5. Biomedical R&D and production
Capacities to conduct biomedical research and development, as well as capabilities to produce diagnostics, vaccines, and therapeutics should be global—facilitated by equitable financing and technology transfer.
6. Health systems strengthening
Stopping outbreaks from becoming pandemics, and reducing inequities within and between countries, is dependent on strong health systems.
III. Reduce Pandemic Impacts
7. Equitable access to global goods
The Covid-19 pandemic reveals untenable injustices in vaccines, therapeutics, and diagnostics; without a solution, a pandemic response that embodies the idea of global solidarity or health justice is impossible.

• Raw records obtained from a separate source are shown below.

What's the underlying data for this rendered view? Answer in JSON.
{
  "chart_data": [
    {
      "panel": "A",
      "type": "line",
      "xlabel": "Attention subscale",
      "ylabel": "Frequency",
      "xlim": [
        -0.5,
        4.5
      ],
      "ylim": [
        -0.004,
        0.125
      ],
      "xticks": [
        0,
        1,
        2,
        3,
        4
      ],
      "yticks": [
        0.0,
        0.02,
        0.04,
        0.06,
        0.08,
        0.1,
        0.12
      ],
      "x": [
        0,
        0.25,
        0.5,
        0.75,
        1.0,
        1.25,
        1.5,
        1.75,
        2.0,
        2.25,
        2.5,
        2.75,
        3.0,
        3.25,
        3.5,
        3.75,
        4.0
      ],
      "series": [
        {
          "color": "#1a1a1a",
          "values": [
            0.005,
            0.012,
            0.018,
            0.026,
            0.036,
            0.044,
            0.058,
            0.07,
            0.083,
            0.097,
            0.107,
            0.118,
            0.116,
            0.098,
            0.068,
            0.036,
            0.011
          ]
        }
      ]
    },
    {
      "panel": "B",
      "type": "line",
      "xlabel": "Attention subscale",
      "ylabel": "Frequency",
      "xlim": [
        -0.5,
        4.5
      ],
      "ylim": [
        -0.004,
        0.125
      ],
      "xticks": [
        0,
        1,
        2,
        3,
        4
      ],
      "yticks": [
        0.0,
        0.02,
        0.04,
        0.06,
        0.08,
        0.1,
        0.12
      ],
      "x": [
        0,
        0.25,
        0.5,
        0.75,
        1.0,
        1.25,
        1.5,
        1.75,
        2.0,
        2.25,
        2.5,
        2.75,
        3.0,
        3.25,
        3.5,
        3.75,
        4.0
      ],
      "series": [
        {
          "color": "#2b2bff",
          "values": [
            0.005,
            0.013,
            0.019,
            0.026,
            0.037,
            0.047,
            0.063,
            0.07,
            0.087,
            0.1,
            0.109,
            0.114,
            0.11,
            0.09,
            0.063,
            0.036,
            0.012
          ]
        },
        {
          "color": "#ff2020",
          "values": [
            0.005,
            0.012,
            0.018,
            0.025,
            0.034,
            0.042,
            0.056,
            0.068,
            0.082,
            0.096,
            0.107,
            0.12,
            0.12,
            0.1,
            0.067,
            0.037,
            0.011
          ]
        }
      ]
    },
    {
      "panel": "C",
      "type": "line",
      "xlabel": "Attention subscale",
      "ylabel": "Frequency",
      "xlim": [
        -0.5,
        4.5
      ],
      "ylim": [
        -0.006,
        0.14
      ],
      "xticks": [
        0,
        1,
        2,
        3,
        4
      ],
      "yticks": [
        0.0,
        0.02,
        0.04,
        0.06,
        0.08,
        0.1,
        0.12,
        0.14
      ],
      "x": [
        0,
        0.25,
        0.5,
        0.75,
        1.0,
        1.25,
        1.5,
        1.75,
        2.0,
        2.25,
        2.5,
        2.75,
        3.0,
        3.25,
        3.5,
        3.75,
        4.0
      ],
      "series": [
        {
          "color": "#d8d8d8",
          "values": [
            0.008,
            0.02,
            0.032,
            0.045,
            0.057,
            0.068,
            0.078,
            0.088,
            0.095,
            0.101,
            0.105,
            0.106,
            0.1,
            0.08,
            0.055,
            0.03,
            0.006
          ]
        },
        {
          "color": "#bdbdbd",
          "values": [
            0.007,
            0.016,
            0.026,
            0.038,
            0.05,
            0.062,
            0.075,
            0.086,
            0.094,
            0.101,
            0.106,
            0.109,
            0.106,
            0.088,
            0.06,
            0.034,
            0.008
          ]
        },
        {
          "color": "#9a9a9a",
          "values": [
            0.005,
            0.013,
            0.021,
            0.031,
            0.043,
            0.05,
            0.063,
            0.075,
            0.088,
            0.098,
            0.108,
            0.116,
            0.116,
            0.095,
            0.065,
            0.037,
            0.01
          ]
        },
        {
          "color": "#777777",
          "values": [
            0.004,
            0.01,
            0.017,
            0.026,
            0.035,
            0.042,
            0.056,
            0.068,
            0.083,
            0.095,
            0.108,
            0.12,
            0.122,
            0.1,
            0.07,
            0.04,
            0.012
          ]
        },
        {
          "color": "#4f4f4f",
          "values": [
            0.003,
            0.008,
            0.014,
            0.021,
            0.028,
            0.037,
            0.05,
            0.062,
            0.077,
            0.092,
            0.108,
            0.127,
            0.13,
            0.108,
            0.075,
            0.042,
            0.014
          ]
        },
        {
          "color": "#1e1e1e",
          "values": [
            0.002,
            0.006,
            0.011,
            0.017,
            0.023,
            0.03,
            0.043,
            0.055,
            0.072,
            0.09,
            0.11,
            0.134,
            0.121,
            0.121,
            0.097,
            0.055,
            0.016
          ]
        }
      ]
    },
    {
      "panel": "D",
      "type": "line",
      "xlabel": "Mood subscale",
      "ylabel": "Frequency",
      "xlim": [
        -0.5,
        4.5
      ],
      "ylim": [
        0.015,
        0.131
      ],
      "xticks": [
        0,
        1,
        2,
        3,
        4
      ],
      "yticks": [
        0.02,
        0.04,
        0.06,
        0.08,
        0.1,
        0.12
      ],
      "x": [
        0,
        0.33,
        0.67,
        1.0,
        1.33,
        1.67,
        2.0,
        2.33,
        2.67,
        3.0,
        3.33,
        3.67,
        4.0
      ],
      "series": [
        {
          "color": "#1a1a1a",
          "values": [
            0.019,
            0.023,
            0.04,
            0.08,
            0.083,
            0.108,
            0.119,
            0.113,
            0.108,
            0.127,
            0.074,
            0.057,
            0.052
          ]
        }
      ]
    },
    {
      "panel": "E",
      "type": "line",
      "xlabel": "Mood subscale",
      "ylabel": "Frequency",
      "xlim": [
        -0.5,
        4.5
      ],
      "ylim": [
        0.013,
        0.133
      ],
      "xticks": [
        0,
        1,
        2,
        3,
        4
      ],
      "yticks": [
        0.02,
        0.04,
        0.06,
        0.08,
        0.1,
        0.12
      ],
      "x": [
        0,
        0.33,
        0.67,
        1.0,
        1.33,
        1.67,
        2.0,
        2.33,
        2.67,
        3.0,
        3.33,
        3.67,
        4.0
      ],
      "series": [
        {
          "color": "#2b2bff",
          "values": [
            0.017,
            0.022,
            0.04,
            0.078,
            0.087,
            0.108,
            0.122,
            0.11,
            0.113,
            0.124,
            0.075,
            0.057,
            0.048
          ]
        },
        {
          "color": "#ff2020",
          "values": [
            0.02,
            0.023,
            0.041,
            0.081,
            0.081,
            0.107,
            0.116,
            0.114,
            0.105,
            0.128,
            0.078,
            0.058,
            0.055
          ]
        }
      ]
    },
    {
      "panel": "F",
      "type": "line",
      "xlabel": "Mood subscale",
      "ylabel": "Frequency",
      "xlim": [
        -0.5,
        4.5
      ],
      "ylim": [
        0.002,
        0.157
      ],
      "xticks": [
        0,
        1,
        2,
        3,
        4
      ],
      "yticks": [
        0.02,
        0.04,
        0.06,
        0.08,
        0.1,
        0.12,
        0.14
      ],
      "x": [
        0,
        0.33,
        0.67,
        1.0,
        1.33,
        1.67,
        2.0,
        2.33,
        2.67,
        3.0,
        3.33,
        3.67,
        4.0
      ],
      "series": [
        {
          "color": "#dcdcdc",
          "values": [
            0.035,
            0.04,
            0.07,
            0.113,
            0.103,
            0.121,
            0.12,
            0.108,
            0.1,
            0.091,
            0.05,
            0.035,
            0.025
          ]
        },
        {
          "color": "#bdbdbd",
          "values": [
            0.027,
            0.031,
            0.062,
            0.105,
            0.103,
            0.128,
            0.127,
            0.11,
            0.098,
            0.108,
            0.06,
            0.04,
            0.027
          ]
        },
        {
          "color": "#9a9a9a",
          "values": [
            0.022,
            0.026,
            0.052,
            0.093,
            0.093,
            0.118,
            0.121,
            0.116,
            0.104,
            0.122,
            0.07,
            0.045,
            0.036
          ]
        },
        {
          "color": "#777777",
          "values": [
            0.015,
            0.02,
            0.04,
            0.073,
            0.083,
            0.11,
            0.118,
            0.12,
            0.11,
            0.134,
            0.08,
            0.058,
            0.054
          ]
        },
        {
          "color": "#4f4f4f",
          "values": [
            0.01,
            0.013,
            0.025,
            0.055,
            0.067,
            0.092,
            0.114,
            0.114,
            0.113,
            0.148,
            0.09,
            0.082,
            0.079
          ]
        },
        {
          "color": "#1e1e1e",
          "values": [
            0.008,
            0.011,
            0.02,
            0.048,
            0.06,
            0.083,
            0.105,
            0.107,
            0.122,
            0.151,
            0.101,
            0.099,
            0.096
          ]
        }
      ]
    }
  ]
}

8. Emergency legal preparedness
Leaders and public health authorities should have the legal powers necessary to act to protect public health. Legal systems should incorporate appropriate protections to enable this while providing legitimate processes to assess public health measures.
9. Least restrictive measures
Outbreak response must respect human rights. This requires ensuring that measures are necessary, proportionate and the least restrictive needed to achieve a legitimate public health outcome.
IV. Recovery and Resilience
10. Adaptive Governance
The treaty must build norms of cooperation and evidence-based policy well beyond its initial negotiation.
Explore our Adaptive Governance Database, with resolutions, drafts, reports, minutes and procedural documents relating to Pandemic Treaty negotiations and related international law matters.
Read our paper:
11. Accountability & Transparency
Public health requires public trust: civil society engagement and compliance mechanisms are essential to good governance.
12. Reduce Inequities & Injustice
Non-discrimination must be a core obligation at the heart of the pandemic instrument. The treaty must serve to reduce inequities and injustices between and within countries, and the negotiation process itself must be equitable, transparent and participatory.